On 30 December 2023, these ROs rejected a majority of the nomination papers filed by the leadership of PTI, including those of the party's chief, Imran Khan. PTI's general secretary, Omar Ayub, termed the rejections as "pre-poll rigging". The party challenged these rejections in the courts. Many of these rejections were then reversed by the courts.

When the 2024 general elections were conducted on 8 February 2024, some of these ROs were alleged to have tampered with provisional consolidated counts (Form 47) to make PTI candidate lose seats.
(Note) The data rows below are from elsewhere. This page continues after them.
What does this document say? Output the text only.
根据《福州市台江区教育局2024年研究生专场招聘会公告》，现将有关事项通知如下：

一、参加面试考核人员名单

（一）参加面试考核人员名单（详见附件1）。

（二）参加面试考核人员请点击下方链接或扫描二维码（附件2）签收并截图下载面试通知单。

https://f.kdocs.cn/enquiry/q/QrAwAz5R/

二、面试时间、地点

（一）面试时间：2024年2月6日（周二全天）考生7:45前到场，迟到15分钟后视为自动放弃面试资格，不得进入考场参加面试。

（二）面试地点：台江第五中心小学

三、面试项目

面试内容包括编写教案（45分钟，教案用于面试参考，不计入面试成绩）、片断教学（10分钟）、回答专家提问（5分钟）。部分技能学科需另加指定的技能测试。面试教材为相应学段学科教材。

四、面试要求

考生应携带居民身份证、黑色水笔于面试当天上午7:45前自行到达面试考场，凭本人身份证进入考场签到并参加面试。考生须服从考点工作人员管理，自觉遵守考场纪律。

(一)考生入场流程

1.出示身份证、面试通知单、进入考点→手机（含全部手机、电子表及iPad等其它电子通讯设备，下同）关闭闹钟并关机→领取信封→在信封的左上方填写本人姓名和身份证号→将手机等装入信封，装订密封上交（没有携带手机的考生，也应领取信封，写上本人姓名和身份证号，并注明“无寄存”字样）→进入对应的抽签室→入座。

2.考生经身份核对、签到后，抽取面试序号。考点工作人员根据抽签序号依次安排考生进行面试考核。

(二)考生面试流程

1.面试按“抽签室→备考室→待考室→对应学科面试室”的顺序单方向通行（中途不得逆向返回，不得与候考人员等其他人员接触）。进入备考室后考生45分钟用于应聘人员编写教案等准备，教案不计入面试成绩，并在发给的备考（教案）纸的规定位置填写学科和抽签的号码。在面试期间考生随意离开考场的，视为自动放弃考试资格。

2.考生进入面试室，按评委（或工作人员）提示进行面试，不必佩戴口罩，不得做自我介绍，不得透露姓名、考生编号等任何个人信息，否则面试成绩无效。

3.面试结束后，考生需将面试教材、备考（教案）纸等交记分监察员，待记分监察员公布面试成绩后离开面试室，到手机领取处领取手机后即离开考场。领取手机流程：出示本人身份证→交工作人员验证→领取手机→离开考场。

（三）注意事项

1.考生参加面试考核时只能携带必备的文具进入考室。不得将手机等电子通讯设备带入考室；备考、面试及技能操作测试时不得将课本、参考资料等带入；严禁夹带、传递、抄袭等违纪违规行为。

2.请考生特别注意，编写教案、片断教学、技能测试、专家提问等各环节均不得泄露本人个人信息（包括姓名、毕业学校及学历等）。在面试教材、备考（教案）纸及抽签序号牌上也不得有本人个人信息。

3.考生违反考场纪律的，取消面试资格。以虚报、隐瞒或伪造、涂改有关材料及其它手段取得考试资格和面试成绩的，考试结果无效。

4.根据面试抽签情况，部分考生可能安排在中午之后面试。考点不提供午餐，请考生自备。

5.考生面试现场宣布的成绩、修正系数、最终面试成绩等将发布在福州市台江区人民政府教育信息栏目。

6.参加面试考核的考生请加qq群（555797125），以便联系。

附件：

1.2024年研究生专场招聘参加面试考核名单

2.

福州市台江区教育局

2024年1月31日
PTI leaders filed several appeals in courts regarding these results.

===Reserved seats controversy===
In the aftermath of the 2024 elections, Raja, along with 3 of the other 4 members of the election commission, decided against giving PTI-backed independents reserved seats in proportion to the general seats won. Instead, the commission, distributed those seats among the ruling coalition, effectively giving them a super majority. PTI challenged the decision in Peshawar High Court, terming it against the constitution of Pakistan, however the court sided with the commission. Subsequently, the matter was challenged before the Supreme Court with a full-court hearing the constitutional matter. On 12 July 2024, the court returned with a 8-5 verdict, that declared the commission's decision "null and void" and "against the constitution of Pakistan". Subsequently, PTI demanded immediate resignation from Raja.